Europe plans to transition its automobile industry to electric vehicles (EVs), an ambition that could be slowed primarily by grid infrastructure inadequacies and bureaucratic delays across the continent.
Electricity industry association Eurelectric, which represents the common interests of European industries, said in September that to support Europe's climate targets, average annual investments in electricity grids from now to 2050 need to be at least 84% higher than they were in 2021.
The European Council on Foreign Relations (ECFR) provided a dire assessment in October. "The grid is too small, outdated, centralized, and lacking sufficient connections," wrote Szymon Kardaś, an ECFR Senior Policy Fellow.
The 27-country European Union (EU) plans to increase the share of renewable energy in its total energy consumption to 42.5% by 2030 and possibly even 45%. The EU's previous 2030 target was for a 32% renewable energy share.
Grid Challenges
The EU's 11 million kilometers of distribution grids need substantial investment and modernization to support the growing EV market. Electricity use must grow 20% faster over the next decade than the previous one to meet global climate goals, the International Energy Agency (IEA) said.
The EU needs to increase its investment in grid expansion to at least €38 billion per year by 2030 to meet its climate targets, according to Eurelectric. The EU spends around €23 billion annually on expanding electricity distribution networks.
Implementation delays
Implementation delays are another significant barrier to Europe's EV transition.
In Germany, grid connections for EV charging points and solar photovoltaic (PV) installations can take up to 18 months to be set up, with distribution grid operators sometimes refusing connections due to capacity constraints. Stefan Genth, managing director of the German retailer association HDE, said in January that delays and refusals are slowing down the country's shift toward renewables.
Nearly half of the Spanish energy company Repsol's 1,600 charging stations in Spain remain dormant due to the lack of power connection.
Lucie Mattera, secretary general of ChargeUp Europe, spoke to Reuters, describing the situation as "Kafka meets the energy transition," indicating the complex and often confusing rules across different EU jurisdictions.
Who Will Pay For Grid Updates?
The EC's Action Plan for Grids, published in November 2023, identified the need for €584 billion in investments to upgrade Europe's power grids by 2030. This figure could be higher due to the complexity of cross-border projects and aging infrastructure.
Eamon Ryan, Ireland's climate and energy minister, told the Financial Times in March that private sector investment is critical to funding grid upgrades.
"There's no transition without transmission," he said.

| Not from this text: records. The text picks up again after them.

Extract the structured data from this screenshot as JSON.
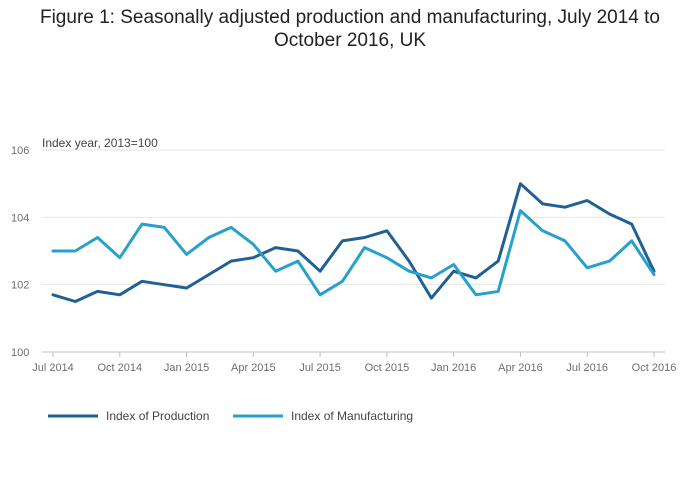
{
  "chart_data": {
    "type": "line",
    "title": "Figure 1: Seasonally adjusted production and manufacturing, July 2014 to October 2016, UK",
    "ylabel": "Index year, 2013=100",
    "xlabel": "",
    "ylim": [
      100,
      106
    ],
    "yticks": [
      "100",
      "102",
      "104",
      "106"
    ],
    "ytick_values": [
      100,
      102,
      104,
      106
    ],
    "xtick_labels": [
      "Jul 2014",
      "Oct 2014",
      "Jan 2015",
      "Apr 2015",
      "Jul 2015",
      "Oct 2015",
      "Jan 2016",
      "Apr 2016",
      "Jul 2016",
      "Oct 2016"
    ],
    "xtick_indices": [
      0,
      3,
      6,
      9,
      12,
      15,
      18,
      21,
      24,
      27
    ],
    "x": [
      "Jul 2014",
      "Aug 2014",
      "Sep 2014",
      "Oct 2014",
      "Nov 2014",
      "Dec 2014",
      "Jan 2015",
      "Feb 2015",
      "Mar 2015",
      "Apr 2015",
      "May 2015",
      "Jun 2015",
      "Jul 2015",
      "Aug 2015",
      "Sep 2015",
      "Oct 2015",
      "Nov 2015",
      "Dec 2015",
      "Jan 2016",
      "Feb 2016",
      "Mar 2016",
      "Apr 2016",
      "May 2016",
      "Jun 2016",
      "Jul 2016",
      "Aug 2016",
      "Sep 2016",
      "Oct 2016"
    ],
    "series": [
      {
        "name": "Index of Production",
        "color": "#206095",
        "values": [
          101.7,
          101.5,
          101.8,
          101.7,
          102.1,
          102.0,
          101.9,
          102.3,
          102.7,
          102.8,
          103.1,
          103.0,
          102.4,
          103.3,
          103.4,
          103.6,
          102.7,
          101.6,
          102.4,
          102.2,
          102.7,
          105.0,
          104.4,
          104.3,
          104.5,
          104.1,
          103.8,
          102.4
        ]
      },
      {
        "name": "Index of Manufacturing",
        "color": "#27a0cc",
        "values": [
          103.0,
          103.0,
          103.4,
          102.8,
          103.8,
          103.7,
          102.9,
          103.4,
          103.7,
          103.2,
          102.4,
          102.7,
          101.7,
          102.1,
          103.1,
          102.8,
          102.4,
          102.2,
          102.6,
          101.7,
          101.8,
          104.2,
          103.6,
          103.3,
          102.5,
          102.7,
          103.3,
          102.3
        ]
      }
    ]
  }
}
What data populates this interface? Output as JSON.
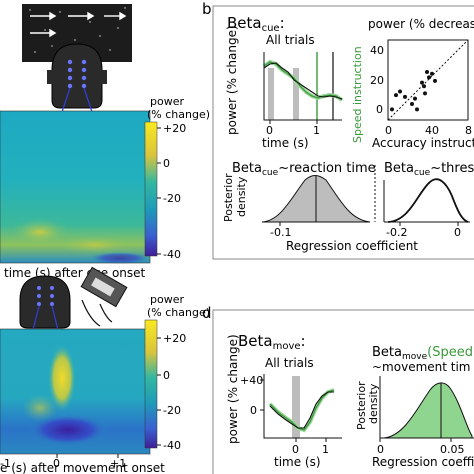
{
  "colors": {
    "black": "#111111",
    "gray_shade": "#bdbdbd",
    "green": "#3a9a3a",
    "light_green": "#9fd89f",
    "panel_border": "#888888",
    "stim_bg": "#1c1c1c"
  },
  "left": {
    "colorbar_label_top": "power",
    "colorbar_label_bottom": "(% change)",
    "colorbar_ticks": [
      "+20",
      "0",
      "-20",
      "-40"
    ],
    "top_xlabel": "time (s) after cue onset",
    "bottom_xticks": [
      "-1",
      "0",
      "+1"
    ],
    "bottom_xlabel": "e (s) after movement onset"
  },
  "panel_b": {
    "letter": "b",
    "beta_title": "Beta",
    "beta_sub": "cue",
    "beta_colon": ":",
    "all_trials": "All trials",
    "ylabel": "power (% change)",
    "xlabel": "time (s)",
    "xticks": [
      "0",
      "1"
    ],
    "green_label": "Speed instruction",
    "scatter_title": "power (% decreas",
    "scatter_yticks": [
      "40",
      "20",
      "0"
    ],
    "scatter_xticks": [
      "0",
      "40",
      "8"
    ],
    "scatter_xlabel": "Accuracy instructio",
    "post1_title": "Beta",
    "post1_sub": "cue",
    "post1_rest": "~reaction time",
    "post1_ylabel_1": "Posterior",
    "post1_ylabel_2": "density",
    "post1_xtick": "-0.1",
    "post1_xtick2": "0",
    "post2_title": "Beta",
    "post2_sub": "cue",
    "post2_rest": "~thresho",
    "post2_xticks": [
      "-0.2",
      "0"
    ],
    "xlabel_coef": "Regression coefficient"
  },
  "panel_d": {
    "letter": "d",
    "beta_title": "Beta",
    "beta_sub": "move",
    "beta_colon": ":",
    "all_trials": "All trials",
    "ylabel": "power (% change)",
    "yticks": [
      "+40",
      "0"
    ],
    "xticks": [
      "0",
      "1"
    ],
    "xlabel": "time (s)",
    "post_title": "Beta",
    "post_sub": "move",
    "post_green": "(Speed",
    "post_rest": "~movement tim",
    "post_ylabel_1": "Posterior",
    "post_ylabel_2": "density",
    "post_xticks": [
      "0",
      "0.05"
    ],
    "post_xlabel": "Regression coeffic"
  },
  "scatter_points": [
    [
      4,
      6
    ],
    [
      8,
      14
    ],
    [
      12,
      16
    ],
    [
      17,
      13
    ],
    [
      24,
      9
    ],
    [
      27,
      12
    ],
    [
      29,
      6
    ],
    [
      34,
      21
    ],
    [
      36,
      19
    ],
    [
      37,
      15
    ],
    [
      39,
      27
    ],
    [
      41,
      24
    ],
    [
      44,
      26
    ],
    [
      47,
      22
    ]
  ]
}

He noted that grids are not an appealing asset for investors, suggesting that longer-term debt instruments and support from the European Investment Bank (EIB) could help attract private capital. Ryan emphasized that cross-border interconnectors could pose a challenge in terms of cost-sharing between countries.
Decline Sales
Despite Europe's ambitious renewable goals, EV sales have declined following the drop in government subsidies.
With lower sales, the financial incentives for companies to invest in new charging stations also diminish. This development creates a self-reinforcing cycle, where fewer charging points lead to reduced consumer confidence in EVs, further hampering sales.

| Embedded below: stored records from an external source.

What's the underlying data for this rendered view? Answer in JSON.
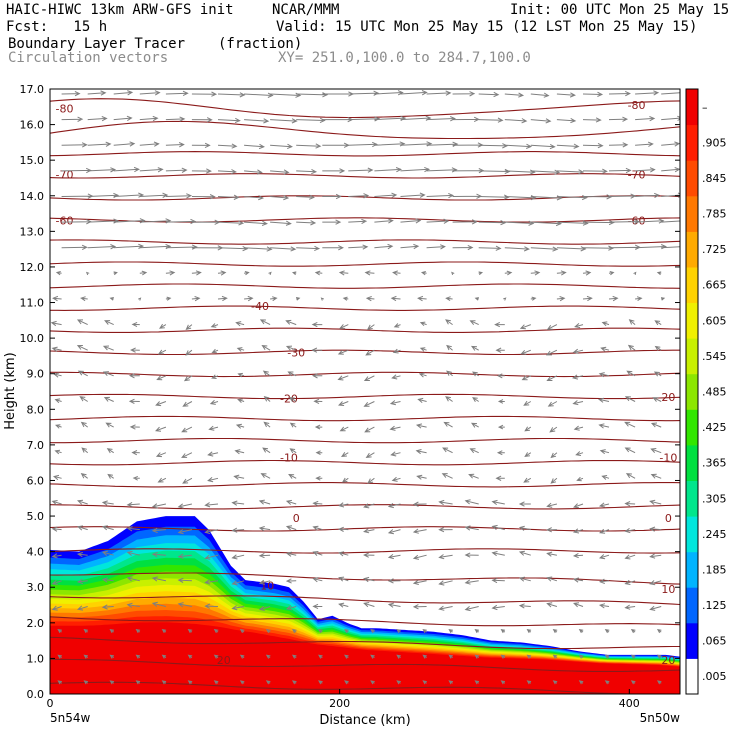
{
  "header": {
    "title": "HAIC-HIWC 13km ARW-GFS init",
    "center": "NCAR/MMM",
    "init": "Init: 00 UTC Mon 25 May 15",
    "fcst": "Fcst:   15 h",
    "valid": "Valid: 15 UTC Mon 25 May 15 (12 LST Mon 25 May 15)",
    "field_name": "Boundary Layer Tracer",
    "field_units": "(fraction)",
    "overlay_name": "Circulation vectors",
    "xy": "XY= 251.0,100.0 to 284.7,100.0"
  },
  "colors": {
    "contour": "#8b1a1a",
    "vector": "#7f7f7f",
    "tracer_scale": [
      "#ffffff",
      "#0000ff",
      "#0066ff",
      "#00b4ff",
      "#00e6dc",
      "#00e68c",
      "#00e040",
      "#32e600",
      "#8ce600",
      "#c8f000",
      "#f0f000",
      "#ffd200",
      "#ffaa00",
      "#ff7800",
      "#ff4b00",
      "#ff1e00",
      "#f00000"
    ]
  },
  "chart_data": {
    "type": "heatmap",
    "title": "Boundary Layer Tracer",
    "units": "(fraction)",
    "xlabel": "Distance (km)",
    "ylabel": "Height (km)",
    "xlim": [
      0,
      435
    ],
    "ylim": [
      0.0,
      17.0
    ],
    "x_ticks": [
      0,
      200,
      400
    ],
    "x_tick_labels": [
      "0",
      "200",
      "400"
    ],
    "y_ticks": [
      0.0,
      1.0,
      2.0,
      3.0,
      4.0,
      5.0,
      6.0,
      7.0,
      8.0,
      9.0,
      10.0,
      11.0,
      12.0,
      13.0,
      14.0,
      15.0,
      16.0,
      17.0
    ],
    "y_tick_labels": [
      "0.0",
      "1.0",
      "2.0",
      "3.0",
      "4.0",
      "5.0",
      "6.0",
      "7.0",
      "8.0",
      "9.0",
      "10.0",
      "11.0",
      "12.0",
      "13.0",
      "14.0",
      "15.0",
      "16.0",
      "17.0"
    ],
    "x_end_labels": [
      "5n54w",
      "5n50w"
    ],
    "colorbar_labels": [
      ".005",
      ".065",
      ".125",
      ".185",
      ".245",
      ".305",
      ".365",
      ".425",
      ".485",
      ".545",
      ".605",
      ".665",
      ".725",
      ".785",
      ".845",
      ".905",
      "–"
    ],
    "tracer_top": {
      "x": [
        0,
        20,
        40,
        60,
        80,
        100,
        110,
        125,
        135,
        145,
        155,
        165,
        175,
        185,
        195,
        205,
        215,
        225,
        245,
        265,
        285,
        305,
        325,
        345,
        365,
        385,
        405,
        425,
        435
      ],
      "height": [
        4.05,
        4.0,
        4.3,
        4.85,
        5.0,
        5.0,
        4.6,
        3.6,
        3.2,
        3.15,
        3.1,
        3.0,
        2.6,
        2.1,
        2.2,
        2.0,
        1.85,
        1.85,
        1.8,
        1.75,
        1.65,
        1.5,
        1.45,
        1.35,
        1.2,
        1.1,
        1.1,
        1.1,
        1.05
      ]
    },
    "core_top": {
      "x": [
        0,
        30,
        60,
        80,
        100,
        120,
        140,
        160,
        175,
        195,
        220,
        260,
        300,
        340,
        380,
        420,
        435
      ],
      "height": [
        1.8,
        1.8,
        1.85,
        1.85,
        1.8,
        1.75,
        1.65,
        1.5,
        1.4,
        1.3,
        1.2,
        1.1,
        1.0,
        0.95,
        0.85,
        0.8,
        0.75
      ]
    },
    "isotherms": [
      -80,
      -70,
      -60,
      -40,
      -30,
      -20,
      -10,
      0,
      10,
      20
    ],
    "isotherm_labels": [
      {
        "text": "-80",
        "x": 10,
        "y": 16.45
      },
      {
        "text": "-80",
        "x": 405,
        "y": 16.55
      },
      {
        "text": "-70",
        "x": 10,
        "y": 14.6
      },
      {
        "text": "-70",
        "x": 405,
        "y": 14.6
      },
      {
        "text": "-60",
        "x": 10,
        "y": 13.3
      },
      {
        "text": "-60",
        "x": 405,
        "y": 13.3
      },
      {
        "text": "-40",
        "x": 145,
        "y": 10.9
      },
      {
        "text": "-30",
        "x": 170,
        "y": 9.6
      },
      {
        "text": "-20",
        "x": 165,
        "y": 8.3
      },
      {
        "text": "20",
        "x": 445,
        "y": 8.35
      },
      {
        "text": "-10",
        "x": 165,
        "y": 6.65
      },
      {
        "text": "-10",
        "x": 440,
        "y": 6.65
      },
      {
        "text": "0",
        "x": 170,
        "y": 4.95
      },
      {
        "text": "0",
        "x": 440,
        "y": 4.95
      },
      {
        "text": "10",
        "x": 150,
        "y": 3.05
      },
      {
        "text": "10",
        "x": 430,
        "y": 2.95
      },
      {
        "text": "20",
        "x": 120,
        "y": 0.95
      },
      {
        "text": "20",
        "x": 435,
        "y": 0.95
      }
    ]
  }
}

The abrupt discontinuation of tax incentives in Germany has contributed to the decline of EV sales, raising concerns about the sustainability market growth. In Germany, EV sales fell by 14.1% in the first quarter of 2024, with Tesla Inc. (TSLA), the leading EV manufacturer, experiencing a significant decline of 36.7% compared to the same period in 2023.
Volkswagen AG ( VOW3) reported a 24% decrease in EV sales. Mercedes-Benz Group AG (MBG) reported in April an 8% decline in EV sales, and blamed 'the abrupt end of a tax incentive' in Germany and the gradual phasing out of an electric model from its Smart brand.”
Volkswagen shares have climbed 4.2% year-to-date, while Mercedes shares have 7.5% for the same time period. Tesla shares are down 31% year-to-date.